If you dump instances to memory to aid loading you would need to add to that instance dump each time an element of the world changes, there is no benefit to be gained from dumping the presence of a mesh to file if that file has to be reloaded anyway.

When you destroy an object, the objects original form is unloaded from memory, saving that to file would make no difference to the loading time because reading from an instance dump and reading from the games own archives is essentially the same thing.

At all times during gameplay, assets are being streamed in and out in their various LOD levels, if you do any sort of venturing the load time jumps along with it, thats because the initial spawn points geometry, textures, sound data and scripting has all been streamed to either lower lod levels or removed entirely, thus if you reload back to the spawn point that data HAS to be re-loaded to memory, saving gamestate dumps is not a solution, because you are STILL loading data on death.

The only viable solution is to optimize the "begin" point, a predetermined point where the game will allow you to start BEFORE the correct low level has been loaded, right now that point is high, so there is very little LOD change in the initially loaded area after you are given control, though it IS there.

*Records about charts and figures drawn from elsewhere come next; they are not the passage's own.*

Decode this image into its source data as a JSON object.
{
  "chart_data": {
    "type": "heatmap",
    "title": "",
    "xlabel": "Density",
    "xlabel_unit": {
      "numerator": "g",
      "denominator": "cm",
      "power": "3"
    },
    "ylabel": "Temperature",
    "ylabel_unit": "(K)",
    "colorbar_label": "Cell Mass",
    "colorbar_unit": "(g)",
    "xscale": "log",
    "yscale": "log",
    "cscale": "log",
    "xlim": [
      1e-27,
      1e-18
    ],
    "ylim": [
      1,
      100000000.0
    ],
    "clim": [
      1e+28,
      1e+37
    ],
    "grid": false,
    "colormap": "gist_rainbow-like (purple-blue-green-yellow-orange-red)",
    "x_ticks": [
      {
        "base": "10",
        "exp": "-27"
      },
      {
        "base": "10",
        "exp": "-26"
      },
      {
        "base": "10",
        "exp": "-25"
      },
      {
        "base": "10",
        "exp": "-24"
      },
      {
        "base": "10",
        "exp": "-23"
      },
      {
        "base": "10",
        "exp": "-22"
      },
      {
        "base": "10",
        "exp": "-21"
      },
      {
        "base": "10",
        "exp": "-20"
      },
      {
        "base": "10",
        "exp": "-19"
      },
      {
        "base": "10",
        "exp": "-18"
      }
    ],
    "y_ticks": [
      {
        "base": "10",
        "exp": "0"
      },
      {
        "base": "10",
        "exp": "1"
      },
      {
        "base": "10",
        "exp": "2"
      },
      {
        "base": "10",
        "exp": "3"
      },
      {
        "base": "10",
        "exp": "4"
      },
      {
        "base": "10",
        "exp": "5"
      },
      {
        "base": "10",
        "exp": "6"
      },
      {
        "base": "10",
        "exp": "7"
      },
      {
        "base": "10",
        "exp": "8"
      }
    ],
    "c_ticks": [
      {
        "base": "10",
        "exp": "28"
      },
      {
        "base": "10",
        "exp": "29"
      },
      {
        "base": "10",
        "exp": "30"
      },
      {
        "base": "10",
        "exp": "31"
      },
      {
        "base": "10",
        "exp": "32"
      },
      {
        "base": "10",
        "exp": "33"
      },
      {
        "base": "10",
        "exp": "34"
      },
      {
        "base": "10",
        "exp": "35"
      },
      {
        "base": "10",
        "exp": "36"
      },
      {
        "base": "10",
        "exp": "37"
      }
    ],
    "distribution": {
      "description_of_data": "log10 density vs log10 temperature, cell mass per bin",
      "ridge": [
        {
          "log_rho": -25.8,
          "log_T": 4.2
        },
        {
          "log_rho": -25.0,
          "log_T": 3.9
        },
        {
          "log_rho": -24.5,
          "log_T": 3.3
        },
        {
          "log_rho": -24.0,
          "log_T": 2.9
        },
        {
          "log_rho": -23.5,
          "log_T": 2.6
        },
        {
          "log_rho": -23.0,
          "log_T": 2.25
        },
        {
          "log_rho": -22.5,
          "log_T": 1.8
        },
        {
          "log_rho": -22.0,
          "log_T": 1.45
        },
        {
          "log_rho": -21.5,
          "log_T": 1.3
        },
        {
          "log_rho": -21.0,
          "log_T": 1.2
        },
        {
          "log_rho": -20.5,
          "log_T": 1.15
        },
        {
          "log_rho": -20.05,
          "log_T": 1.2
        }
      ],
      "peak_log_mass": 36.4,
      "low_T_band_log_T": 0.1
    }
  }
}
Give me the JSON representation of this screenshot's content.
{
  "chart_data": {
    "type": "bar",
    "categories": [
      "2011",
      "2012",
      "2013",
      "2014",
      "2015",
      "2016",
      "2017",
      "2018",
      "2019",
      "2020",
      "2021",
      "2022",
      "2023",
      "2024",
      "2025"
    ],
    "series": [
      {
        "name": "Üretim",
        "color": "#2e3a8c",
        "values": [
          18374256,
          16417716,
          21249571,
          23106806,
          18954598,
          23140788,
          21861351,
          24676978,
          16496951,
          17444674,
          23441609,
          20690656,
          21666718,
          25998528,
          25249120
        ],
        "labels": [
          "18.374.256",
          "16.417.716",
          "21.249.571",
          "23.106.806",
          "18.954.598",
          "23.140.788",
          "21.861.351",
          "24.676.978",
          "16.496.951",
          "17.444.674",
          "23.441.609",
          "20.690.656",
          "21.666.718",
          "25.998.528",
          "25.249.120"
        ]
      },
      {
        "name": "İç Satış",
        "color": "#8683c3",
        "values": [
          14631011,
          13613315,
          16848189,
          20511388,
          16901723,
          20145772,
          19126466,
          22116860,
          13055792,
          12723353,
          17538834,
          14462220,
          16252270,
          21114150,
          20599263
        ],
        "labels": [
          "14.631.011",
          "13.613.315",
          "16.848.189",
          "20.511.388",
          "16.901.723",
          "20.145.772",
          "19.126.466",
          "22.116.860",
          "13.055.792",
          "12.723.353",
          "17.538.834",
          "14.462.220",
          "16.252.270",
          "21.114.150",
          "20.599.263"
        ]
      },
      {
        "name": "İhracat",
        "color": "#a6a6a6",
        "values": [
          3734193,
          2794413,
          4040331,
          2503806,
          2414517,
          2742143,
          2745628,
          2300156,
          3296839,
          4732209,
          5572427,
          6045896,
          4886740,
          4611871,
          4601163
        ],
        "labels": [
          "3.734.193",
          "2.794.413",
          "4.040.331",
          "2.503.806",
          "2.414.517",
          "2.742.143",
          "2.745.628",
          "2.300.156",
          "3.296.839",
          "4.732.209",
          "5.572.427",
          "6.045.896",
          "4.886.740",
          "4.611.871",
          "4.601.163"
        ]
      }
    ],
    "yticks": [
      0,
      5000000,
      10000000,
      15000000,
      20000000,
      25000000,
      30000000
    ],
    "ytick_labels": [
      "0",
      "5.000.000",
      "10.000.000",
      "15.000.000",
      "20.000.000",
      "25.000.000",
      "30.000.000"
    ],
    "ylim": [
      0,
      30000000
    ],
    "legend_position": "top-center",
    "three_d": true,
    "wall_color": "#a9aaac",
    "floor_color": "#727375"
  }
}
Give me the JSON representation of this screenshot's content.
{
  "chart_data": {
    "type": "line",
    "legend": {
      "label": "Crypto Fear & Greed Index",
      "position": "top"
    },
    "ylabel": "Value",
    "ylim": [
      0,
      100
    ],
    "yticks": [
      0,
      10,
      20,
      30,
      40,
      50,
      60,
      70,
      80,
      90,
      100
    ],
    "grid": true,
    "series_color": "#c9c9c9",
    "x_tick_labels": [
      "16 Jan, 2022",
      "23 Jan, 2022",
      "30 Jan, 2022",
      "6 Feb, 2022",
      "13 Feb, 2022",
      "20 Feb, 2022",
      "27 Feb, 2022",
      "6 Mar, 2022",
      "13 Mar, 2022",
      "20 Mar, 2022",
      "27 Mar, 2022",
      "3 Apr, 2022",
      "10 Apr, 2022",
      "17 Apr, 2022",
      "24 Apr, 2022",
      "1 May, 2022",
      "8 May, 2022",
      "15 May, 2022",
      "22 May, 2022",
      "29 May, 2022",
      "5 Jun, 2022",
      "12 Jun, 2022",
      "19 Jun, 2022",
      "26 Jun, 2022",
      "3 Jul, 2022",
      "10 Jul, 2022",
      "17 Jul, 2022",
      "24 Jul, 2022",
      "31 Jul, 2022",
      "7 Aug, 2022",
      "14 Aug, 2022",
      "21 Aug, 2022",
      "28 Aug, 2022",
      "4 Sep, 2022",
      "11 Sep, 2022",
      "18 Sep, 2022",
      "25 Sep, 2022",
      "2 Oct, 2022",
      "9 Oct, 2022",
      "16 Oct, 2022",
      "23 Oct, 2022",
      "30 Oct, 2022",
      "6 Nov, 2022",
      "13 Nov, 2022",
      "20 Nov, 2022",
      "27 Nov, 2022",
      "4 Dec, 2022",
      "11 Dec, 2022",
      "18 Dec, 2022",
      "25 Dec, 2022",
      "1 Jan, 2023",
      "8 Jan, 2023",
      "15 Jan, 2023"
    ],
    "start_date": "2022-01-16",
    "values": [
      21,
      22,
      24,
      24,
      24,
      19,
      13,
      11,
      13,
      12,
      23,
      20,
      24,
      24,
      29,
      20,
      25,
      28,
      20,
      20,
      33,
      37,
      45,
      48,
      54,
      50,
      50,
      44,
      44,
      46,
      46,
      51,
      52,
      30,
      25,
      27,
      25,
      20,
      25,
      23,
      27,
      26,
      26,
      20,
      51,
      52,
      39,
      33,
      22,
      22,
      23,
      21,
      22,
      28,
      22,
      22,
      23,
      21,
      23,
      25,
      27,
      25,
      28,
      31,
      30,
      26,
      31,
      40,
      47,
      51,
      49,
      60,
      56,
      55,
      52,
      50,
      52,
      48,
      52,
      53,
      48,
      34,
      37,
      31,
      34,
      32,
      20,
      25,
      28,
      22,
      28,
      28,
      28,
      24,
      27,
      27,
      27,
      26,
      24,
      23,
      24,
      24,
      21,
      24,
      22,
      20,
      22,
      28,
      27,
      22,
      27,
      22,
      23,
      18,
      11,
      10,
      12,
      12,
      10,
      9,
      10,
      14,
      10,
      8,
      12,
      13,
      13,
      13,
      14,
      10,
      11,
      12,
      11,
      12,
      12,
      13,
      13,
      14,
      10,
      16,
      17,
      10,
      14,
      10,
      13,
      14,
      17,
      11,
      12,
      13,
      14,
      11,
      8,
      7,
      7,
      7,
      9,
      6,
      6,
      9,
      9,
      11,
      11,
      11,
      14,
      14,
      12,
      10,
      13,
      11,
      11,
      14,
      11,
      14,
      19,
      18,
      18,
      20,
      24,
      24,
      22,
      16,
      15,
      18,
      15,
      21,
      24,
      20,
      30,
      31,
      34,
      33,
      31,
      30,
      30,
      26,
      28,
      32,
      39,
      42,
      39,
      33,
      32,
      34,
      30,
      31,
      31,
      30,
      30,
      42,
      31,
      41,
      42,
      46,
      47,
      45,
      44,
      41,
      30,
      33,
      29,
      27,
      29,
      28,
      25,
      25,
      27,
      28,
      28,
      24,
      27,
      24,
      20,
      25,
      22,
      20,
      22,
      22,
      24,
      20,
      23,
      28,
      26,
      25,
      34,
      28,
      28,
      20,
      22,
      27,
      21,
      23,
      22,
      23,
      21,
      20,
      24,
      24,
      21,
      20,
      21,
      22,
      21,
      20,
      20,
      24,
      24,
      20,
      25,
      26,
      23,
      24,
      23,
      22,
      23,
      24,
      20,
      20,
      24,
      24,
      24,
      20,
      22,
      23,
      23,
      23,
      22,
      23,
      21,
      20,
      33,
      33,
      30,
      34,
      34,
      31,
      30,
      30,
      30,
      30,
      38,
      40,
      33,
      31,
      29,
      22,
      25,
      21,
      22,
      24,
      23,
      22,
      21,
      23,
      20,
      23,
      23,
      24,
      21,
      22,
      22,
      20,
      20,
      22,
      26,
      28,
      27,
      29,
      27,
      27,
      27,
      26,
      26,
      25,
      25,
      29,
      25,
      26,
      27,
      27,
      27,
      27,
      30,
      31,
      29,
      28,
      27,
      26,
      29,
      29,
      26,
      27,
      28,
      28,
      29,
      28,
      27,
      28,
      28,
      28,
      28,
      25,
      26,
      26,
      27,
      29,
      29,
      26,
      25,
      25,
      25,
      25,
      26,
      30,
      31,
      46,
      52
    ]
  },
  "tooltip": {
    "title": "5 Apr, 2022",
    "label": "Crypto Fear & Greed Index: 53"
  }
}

A solution to reduce loadtimes would be to adjust that start point to be much sooner, the result would be a faster load time at the cost of lower quality world / textures initially until these assets are streamed in.

You are looking at things far too simplistically with no real understanding of how engines operate.

SvennoJ said:

It is of course more work to program right. Slow lazy load from scratch code simply means the game wasn't fully polished on release, big shocker. Well that and the 2.69 GB day 1 patch.

And here in lies your reason for carrying the attitude to "its an easy fix".

If you want to hate on the game I suggest finding an angle you understand.

Maybe it's very different from the other souls games, but as I remember it is you die, you go back to the last bonfire, everything resets, except the stuff that you left lying around. Cache the pristine start area as 1 chunk and apply the change log you have already.
Yes it gets slow when you create a new instance, allocate and load each object separately. You don't have to do that, you can create a fully initialized start state and apply changes from there. It's harder to debug sure, but direct memory writes shouldn't be an issue on consoles.

I've done plenty such optimizations in the past. It's not part of the standard object oriented guide of practice, but screw that, it's just a block of memory with a bunch of pointers in the end. Especially on consoles you have full control of the memory layout.

I worded it wrong by using the word lazy I realize. Developers are anything but lazy. It's the easy, safe, initial get it working way. I bet they already had a much faster loading version ready. The fact that they announce a patch for the loading times on release day says 2 things: They were well aware of the problem, and a proven significant improvement is currently stuck in the testing stage.
I've been there myself. Work overtime to get big improvements ready months before release. Then management comes by: We reverted to an older version since those changes have only been in stress testing for 2 weeks and figured it would be a good thing to add in a later patch to sneak in / draw attention away from a bunch of less pleasant fixes.

I'm not hating on the game, just annoyed with the process of how these things go. As a buyer I'm not getting the finished version on disc. As a developer I read complaints in reviews that have been solved long ago.

Anyway I'm buying the game first opportunity I get. However I'll finish the new DC content first (The Lamborghinis events are great so far) and wait for the finished version before starting the game.